双眼鏡を下ろし、高みの見物を終了する。隣でムスッとしている、セーラを見て少し苦笑した。やはり、不満だったらしい。
「悪かったよ、セーラ。そう怒るなって」
「・・・あかりに連絡してくる」
そう言って、ビルを降りていくセーラを見ながら改めてさっきの戦闘を振り返る。セーラが本気だったなら、俺が勝てていたかどうかは何とも言えないだろう。セーラは、最初の狙撃をのぞいて、明らかに手を抜いていた。俺と殺し合う気がなかったというのもあるだろうが、それ以上に・・・やめておこう。考える必要性はない。

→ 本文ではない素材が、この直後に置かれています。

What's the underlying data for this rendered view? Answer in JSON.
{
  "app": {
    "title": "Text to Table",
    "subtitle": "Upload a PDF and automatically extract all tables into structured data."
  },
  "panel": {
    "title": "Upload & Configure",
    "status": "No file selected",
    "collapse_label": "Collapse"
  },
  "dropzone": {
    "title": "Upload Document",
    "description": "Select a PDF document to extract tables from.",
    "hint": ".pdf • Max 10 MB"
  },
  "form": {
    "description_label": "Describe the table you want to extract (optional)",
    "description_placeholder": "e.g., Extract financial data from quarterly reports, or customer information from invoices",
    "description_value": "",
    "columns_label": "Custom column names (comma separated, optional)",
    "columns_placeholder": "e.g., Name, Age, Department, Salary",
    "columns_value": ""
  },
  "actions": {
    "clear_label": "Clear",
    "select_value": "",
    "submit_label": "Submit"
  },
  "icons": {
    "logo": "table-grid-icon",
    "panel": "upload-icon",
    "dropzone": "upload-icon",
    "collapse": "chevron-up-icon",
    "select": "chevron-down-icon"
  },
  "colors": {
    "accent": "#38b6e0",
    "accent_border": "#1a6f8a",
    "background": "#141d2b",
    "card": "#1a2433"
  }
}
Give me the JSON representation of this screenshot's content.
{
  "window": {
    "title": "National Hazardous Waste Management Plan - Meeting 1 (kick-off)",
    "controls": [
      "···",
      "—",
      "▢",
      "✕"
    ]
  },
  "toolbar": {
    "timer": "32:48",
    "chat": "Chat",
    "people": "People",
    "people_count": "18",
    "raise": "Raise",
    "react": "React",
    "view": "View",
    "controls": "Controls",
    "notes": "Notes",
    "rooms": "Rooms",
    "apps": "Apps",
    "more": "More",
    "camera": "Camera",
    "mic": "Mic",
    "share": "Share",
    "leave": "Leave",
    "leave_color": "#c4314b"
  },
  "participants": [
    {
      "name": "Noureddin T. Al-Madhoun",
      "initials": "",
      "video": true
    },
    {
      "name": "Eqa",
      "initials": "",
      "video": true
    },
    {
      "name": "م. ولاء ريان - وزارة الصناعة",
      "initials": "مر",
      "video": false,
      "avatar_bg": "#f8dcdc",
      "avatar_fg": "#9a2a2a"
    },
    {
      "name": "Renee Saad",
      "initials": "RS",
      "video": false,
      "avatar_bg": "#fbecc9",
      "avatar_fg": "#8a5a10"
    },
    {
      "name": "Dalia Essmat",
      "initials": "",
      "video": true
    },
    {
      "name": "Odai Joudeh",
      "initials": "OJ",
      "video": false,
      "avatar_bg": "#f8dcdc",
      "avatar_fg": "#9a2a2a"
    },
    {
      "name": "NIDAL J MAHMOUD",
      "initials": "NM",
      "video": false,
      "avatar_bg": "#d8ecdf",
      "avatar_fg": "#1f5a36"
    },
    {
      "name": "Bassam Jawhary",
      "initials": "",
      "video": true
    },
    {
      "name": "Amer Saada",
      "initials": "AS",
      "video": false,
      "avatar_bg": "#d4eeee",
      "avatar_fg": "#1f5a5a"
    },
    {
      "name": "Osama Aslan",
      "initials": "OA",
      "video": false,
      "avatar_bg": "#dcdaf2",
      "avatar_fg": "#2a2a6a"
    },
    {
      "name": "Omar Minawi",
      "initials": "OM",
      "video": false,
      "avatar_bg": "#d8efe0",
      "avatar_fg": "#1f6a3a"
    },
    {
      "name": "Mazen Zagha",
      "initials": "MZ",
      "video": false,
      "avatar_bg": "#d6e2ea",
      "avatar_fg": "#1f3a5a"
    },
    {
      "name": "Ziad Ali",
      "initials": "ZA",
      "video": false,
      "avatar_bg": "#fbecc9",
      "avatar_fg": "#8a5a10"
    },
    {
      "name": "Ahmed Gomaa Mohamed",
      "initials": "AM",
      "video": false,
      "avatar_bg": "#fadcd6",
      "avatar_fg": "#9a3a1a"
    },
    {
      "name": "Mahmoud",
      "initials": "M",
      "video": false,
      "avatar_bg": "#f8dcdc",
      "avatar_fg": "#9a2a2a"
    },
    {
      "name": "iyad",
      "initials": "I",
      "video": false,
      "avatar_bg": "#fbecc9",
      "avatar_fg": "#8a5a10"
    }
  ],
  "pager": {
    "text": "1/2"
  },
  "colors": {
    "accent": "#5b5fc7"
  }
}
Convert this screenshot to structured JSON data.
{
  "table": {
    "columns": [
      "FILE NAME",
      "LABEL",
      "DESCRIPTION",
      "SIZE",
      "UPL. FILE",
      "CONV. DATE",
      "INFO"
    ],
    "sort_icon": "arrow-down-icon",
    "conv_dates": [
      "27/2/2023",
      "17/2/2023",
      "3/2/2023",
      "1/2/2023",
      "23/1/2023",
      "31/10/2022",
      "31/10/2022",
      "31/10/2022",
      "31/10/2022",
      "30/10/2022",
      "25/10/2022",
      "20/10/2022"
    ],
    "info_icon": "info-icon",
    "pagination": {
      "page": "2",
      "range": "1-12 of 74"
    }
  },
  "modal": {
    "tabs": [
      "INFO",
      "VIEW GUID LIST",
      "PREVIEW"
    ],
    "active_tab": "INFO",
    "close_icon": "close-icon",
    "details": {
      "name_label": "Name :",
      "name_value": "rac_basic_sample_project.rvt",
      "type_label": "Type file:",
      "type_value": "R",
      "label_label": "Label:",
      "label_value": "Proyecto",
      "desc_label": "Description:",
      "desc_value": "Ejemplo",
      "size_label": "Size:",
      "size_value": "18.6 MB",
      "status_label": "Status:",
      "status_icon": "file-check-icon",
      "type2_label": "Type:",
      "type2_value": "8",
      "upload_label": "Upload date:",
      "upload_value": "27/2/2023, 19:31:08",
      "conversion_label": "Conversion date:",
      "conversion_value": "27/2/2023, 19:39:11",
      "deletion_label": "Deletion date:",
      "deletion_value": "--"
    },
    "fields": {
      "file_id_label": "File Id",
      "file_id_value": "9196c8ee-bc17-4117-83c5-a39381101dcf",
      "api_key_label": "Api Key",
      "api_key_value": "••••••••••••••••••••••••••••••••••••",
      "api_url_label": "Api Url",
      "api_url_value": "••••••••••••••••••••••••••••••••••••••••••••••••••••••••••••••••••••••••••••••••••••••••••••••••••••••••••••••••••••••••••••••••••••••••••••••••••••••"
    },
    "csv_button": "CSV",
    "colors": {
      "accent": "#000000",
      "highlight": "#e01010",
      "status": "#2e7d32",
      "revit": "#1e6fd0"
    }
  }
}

少し頭を切り替える意味もあり、夾竹桃の言っていたことについて考える。彼女の言うことが本当ならば、今頃理子はアリアと戦っているのだろう。まあ、十中八九勝てないだろうな。
「ブラドが動くのか・・・対策しておくかな」
そんなことを考えていると、piriririr。
携帯が鳴った。
「誰だ」
「ハロー、エジー」
電話の向こう側では、彼女のにやけた顔が目に浮かぶ。
「ラース」
「正解ー、それよりどうかね?調子は?計画通りに事が運んでいるかな?」
やはり、あの空メールの送り主は彼女か。
「大まかには」
「それは僥倖だ。私も、一仕事終えたところでね。どうだい?そろそろ、合流しないかい?」
「お前今どこにいる?」
「イギリスのロンドン」
「なるほど、性格の悪いことで」
「淑女の誘いを蹴る気か?紳士を自称するのには足りないな~」
「俺はいま日本にいるんだ。今そっちに行く気はない」
「だろうね、知ってる。でも、君は来るさ。いや、来ざるおえない。絶対に」
「何?」
「君のお目当ての聖剣が見つかった」
「ッ!・・・なるほど」
クフフフフっとなんとも悪役らしい笑いが聞こえてくるが、スルーする。
「楽しみだな~、君がここに来ればMI6の00セクション、それに君の妹が動くだろう。その時に君がどんな表情で苦悩するのか実に楽しみだよ」
楽しそうに語るこの少女は、本当に真性のサディストだろうと実感する。本来なら、関わり合いたくないやつの一人だが、何せ驚くくらい優秀で彼女の力抜きでは俺の計画は進まない。それほどまでに、俺の所属する組織の中で彼女は優秀だ。性格には難ありだが。
「ほかの構成員は、今どの辺にいる」
「アイアースは、ドイツ、ロムルツは中国の秘密結社、ナナリスは私も感知していない。あ、あと穂香は自称ヒーローのところにいるらしいぞ」
「ヒーロー・・・ね」
「まあ、日取りが決まったら教えてくれたまえ。君、普通の手段じゃ、入国できないだろ?」
「・・・そんなに目をつけられてたか?」
「君が直接ってわけじゃあないが、『R』の構成員はこの国では警戒されているんだよ。特にそのボスが来るとなれば・・・」
「殺されちゃうかもよ?」
「予定が固まったら、連絡する」
「ハハハ、少しは動じてくれよ~」
不満そうな彼女の声を聴きながら、電話を強制的に切る。